I was supposed to be done with field work after summer 2015, but you know how it is. The birds call. You realize that a few more blood samples would put the patterns you’re seeing in context in an illuminating way. You miss those feathery little dudes.
The small amount of field work I did this year took place much earlier than my usual field work because I was sampling juncos at a much lower elevation. Down here, the juncos are breeding in mid-March. Up at my usual sites, they wait until late May. That early start happened to be convenient for me, since I needed to analyze any data I got in time to file my dissertation in mid-May.
This nest is a great example of juncos’ love of sloping ground. In some cases, like this one, the sloping ground is slope-y enough to call a wall. I wouldn’t call this a typical junco nest, but it’s not really surprising either: juncos are reliably creative with their nesting choices, which must make it difficult for predators to find them. This nest certainly seemed well-hidden—and it didn’t have to worry about being stepped on, either.
I’ve seen a lot of junco nests in my four years of field work. Rarely, I’ve been lucky enough to happen upon the nest of something other than a junco. I don’t find enough of these other nests to study them, so they don’t help me in my research—but boy, is it fun to find them!
Quick review: this is a junco nest.
Some major differences: the junco’s is a ground nest, while this one is a cup nest, suspended above the ground in the branches of a bush.

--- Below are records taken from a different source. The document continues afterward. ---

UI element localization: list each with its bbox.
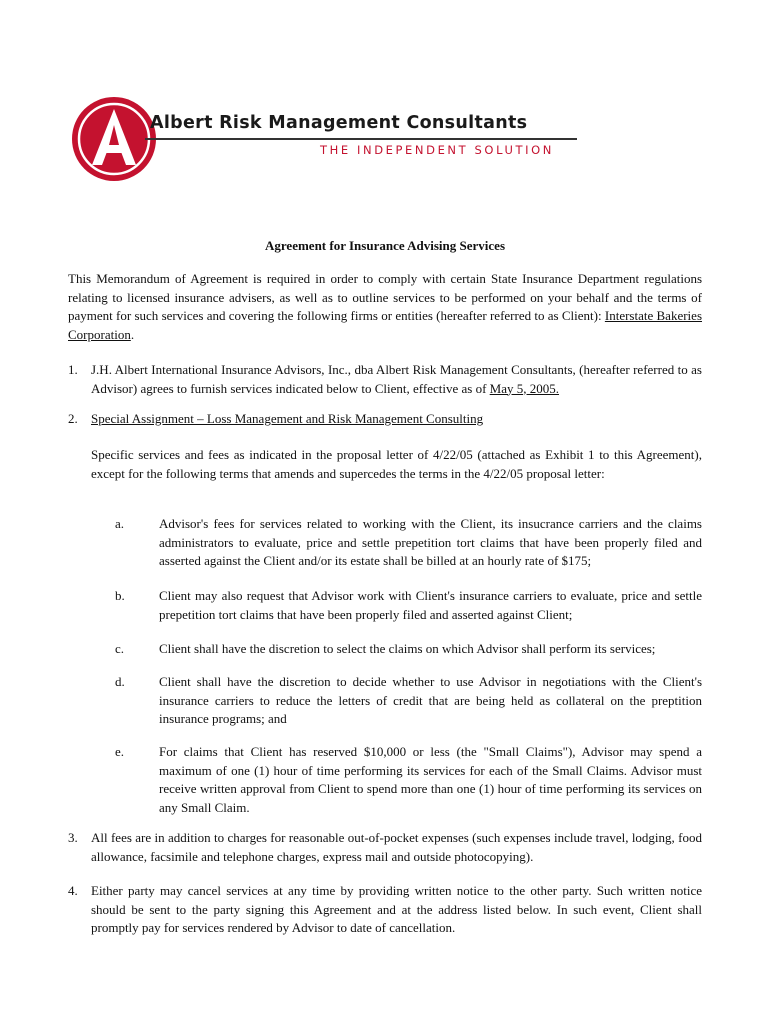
subclause-e xyxy=(91,743,702,817)
subclause-d xyxy=(91,673,702,729)
intro-paragraph xyxy=(68,270,702,344)
specific-services-paragraph: Specific services and fees as indicated in the proposal letter of 4/22/05 (attached as Exhibit 1 to this Agreement), except for the following terms that amends and supercedes the terms in the 4/22/05 proposal letter: xyxy=(91,447,702,481)
subclause-letter: a. xyxy=(115,516,125,531)
clause-text: Either party may cancel services at any time by providing written notice to the other party. Such written notice should be sent to the party signing this Agreement and at the address listed below. In such event, Client shall promptly pay for services rendered by Advisor to date of cancellation. xyxy=(91,883,702,935)
clause-2 xyxy=(68,410,702,429)
effective-date: May 5, 2005. xyxy=(489,380,560,396)
subclause-a xyxy=(91,515,702,571)
subclause-letter: d. xyxy=(115,674,125,689)
clause-number: 2. xyxy=(68,411,78,426)
subclause-letter: b. xyxy=(115,588,125,603)
subclause-b xyxy=(91,587,702,624)
subclause-text: Client shall have the discretion to select the claims on which Advisor shall perform its services; xyxy=(159,641,656,656)
clause-heading: Special Assignment – Loss Management and Risk Management Consulting xyxy=(91,411,484,426)
intro-text: This Memorandum of Agreement is required in order to comply with certain State Insurance Department regulations relating to licensed insurance advisers, as well as to outline services to be performed on your behalf and the terms of payment for such services and covering the following firms or entities (hereafter referred to as Client): xyxy=(68,271,702,323)
subclause-text: Client may also request that Advisor work with Client's insurance carriers to evaluate, price and settle prepetition tort claims that have been properly filed and asserted against Client; xyxy=(159,588,702,622)
clause-number: 3. xyxy=(68,830,78,845)
company-name: Albert Risk Management Consultants xyxy=(150,113,528,133)
subclause-text: Client shall have the discretion to decide whether to use Advisor in negotiations with the Client's insurance carriers to reduce the letters of credit that are being held as collateral on the preptition insurance programs; and xyxy=(159,674,702,726)
clause-1 xyxy=(68,361,702,398)
clause-3 xyxy=(68,829,702,866)
document-title: Agreement for Insurance Advising Services xyxy=(265,238,505,253)
clause-number: 1. xyxy=(68,362,78,377)
company-tagline: THE INDEPENDENT SOLUTION xyxy=(320,143,554,157)
clause-text: All fees are in addition to charges for reasonable out-of-pocket expenses (such expenses include travel, lodging, food allowance, facsimile and telephone charges, express mail and outside photocopying). xyxy=(91,830,702,864)
subclause-letter: e. xyxy=(115,744,125,759)
clause-text: J.H. Albert International Insurance Advisors, Inc., dba Albert Risk Management Consultants, (hereafter referred to as Advisor) agrees to furnish services indicated below to Client, effective as of xyxy=(91,362,702,396)
subclause-letter: c. xyxy=(115,641,125,656)
subclause-text: For claims that Client has reserved $10,000 or less (the "Small Claims"), Advisor may spend a maximum of one (1) hour of time performing its services for each of the Small Claims. Advisor must receive written approval from Client to spend more than one (1) hour of time performing its services on any Small Claim. xyxy=(159,744,702,815)
subclause-text: Advisor's fees for services related to working with the Client, its insucrance carriers and the claims administrators to evaluate, price and settle prepetition tort claims that have been properly filed and asserted against the Client and/or its estate shall be billed at an hourly rate of $175; xyxy=(159,516,702,568)
intro-end: . xyxy=(130,326,135,342)
letterhead-divider xyxy=(145,138,577,140)
subclause-c xyxy=(91,640,702,659)
client-name: Interstate Bakeries Corporation xyxy=(68,308,702,342)
clause-number: 4. xyxy=(68,883,78,898)
clause-4 xyxy=(68,882,702,938)
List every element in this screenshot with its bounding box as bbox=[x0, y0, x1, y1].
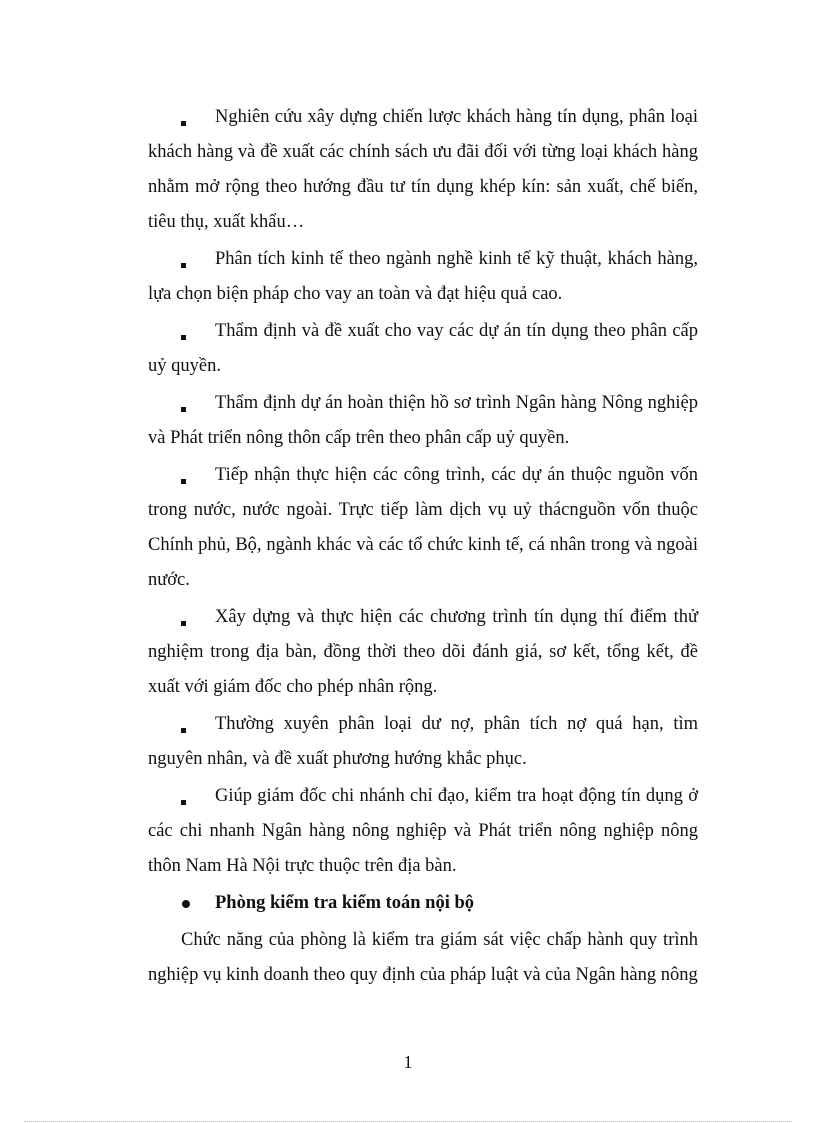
list-item-text: Thẩm định và đề xuất cho vay các dự án tín dụng theo phân cấp uỷ quyền. bbox=[148, 321, 698, 376]
list-item-text: Xây dựng và thực hiện các chương trình tín dụng thí điểm thử nghiệm trong địa bàn, đồng thời theo dõi đánh giá, sơ kết, tổng kết, đề xuất với giám đốc cho phép nhân rộng. bbox=[148, 607, 698, 697]
list-item bbox=[148, 100, 698, 240]
section-heading-text: Phòng kiểm tra kiểm toán nội bộ bbox=[215, 893, 475, 913]
list-item bbox=[148, 242, 698, 312]
page-bottom-divider bbox=[24, 1121, 792, 1122]
list-item bbox=[148, 458, 698, 598]
list-item-text: Giúp giám đốc chi nhánh chỉ đạo, kiểm tra hoạt động tín dụng ở các chi nhanh Ngân hàng nông nghiệp và Phát triển nông nghiệp nông thôn Nam Hà Nội trực thuộc trên địa bàn. bbox=[148, 786, 698, 876]
list-item bbox=[148, 314, 698, 384]
list-item-text: Tiếp nhận thực hiện các công trình, các dự án thuộc nguồn vốn trong nước, nước ngoài. Trực tiếp làm dịch vụ uỷ thácnguồn vốn thuộc Chính phủ, Bộ, ngành khác và các tổ chức kinh tế, cá nhân trong và ngoài nước. bbox=[148, 465, 698, 590]
page-content bbox=[148, 100, 698, 993]
list-item bbox=[148, 707, 698, 777]
list-item-text: Nghiên cứu xây dựng chiến lược khách hàng tín dụng, phân loại khách hàng và đề xuất các chính sách ưu đãi đối với từng loại khách hàng nhằm mở rộng theo hướng đầu tư tín dụng khép kín: sản xuất, chế biến, tiêu thụ, xuất khẩu… bbox=[148, 107, 698, 232]
list-item bbox=[148, 386, 698, 456]
list-item-text: Phân tích kinh tế theo ngành nghề kinh tế kỹ thuật, khách hàng, lựa chọn biện pháp cho vay an toàn và đạt hiệu quả cao. bbox=[148, 249, 698, 304]
round-bullet-icon bbox=[182, 900, 190, 908]
list-item-text: Thường xuyên phân loại dư nợ, phân tích nợ quá hạn, tìm nguyên nhân, và đề xuất phương hướng khắc phục. bbox=[148, 714, 698, 769]
list-item bbox=[148, 600, 698, 705]
list-item bbox=[148, 779, 698, 884]
page-number: 1 bbox=[403, 1052, 413, 1072]
list-item-text: Thẩm định dự án hoàn thiện hồ sơ trình Ngân hàng Nông nghiệp và Phát triển nông thôn cấp trên theo phân cấp uỷ quyền. bbox=[148, 393, 698, 448]
section-heading bbox=[148, 886, 698, 921]
body-paragraph: Chức năng của phòng là kiểm tra giám sát việc chấp hành quy trình nghiệp vụ kinh doanh theo quy định của pháp luật và của Ngân hàng nông bbox=[148, 930, 698, 985]
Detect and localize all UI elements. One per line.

The chicks are covered in light greyish fuzz instead of the junco chicks’ dark fuzz, and are maybe a bit stockier than the junco chicks.
We were searching for junco nests when I heard the unmistakable tic-tic-tic of junco alarm chipping. We followed the sound a ways and found a pair of juncos perched on a low branch, alarm chipping for all they were worth. Strange of the juncos to be alarm chipping at us when we were so far away, before, I thought. I wouldn’t have thought they’d see us as a threat from that far away. Odd birds. Directly below the branch with the agitated juncos was a small shrub. “The nest will be in there,” I predicted, showing off for my new field assistants.
And just as I said that, I saw the snake.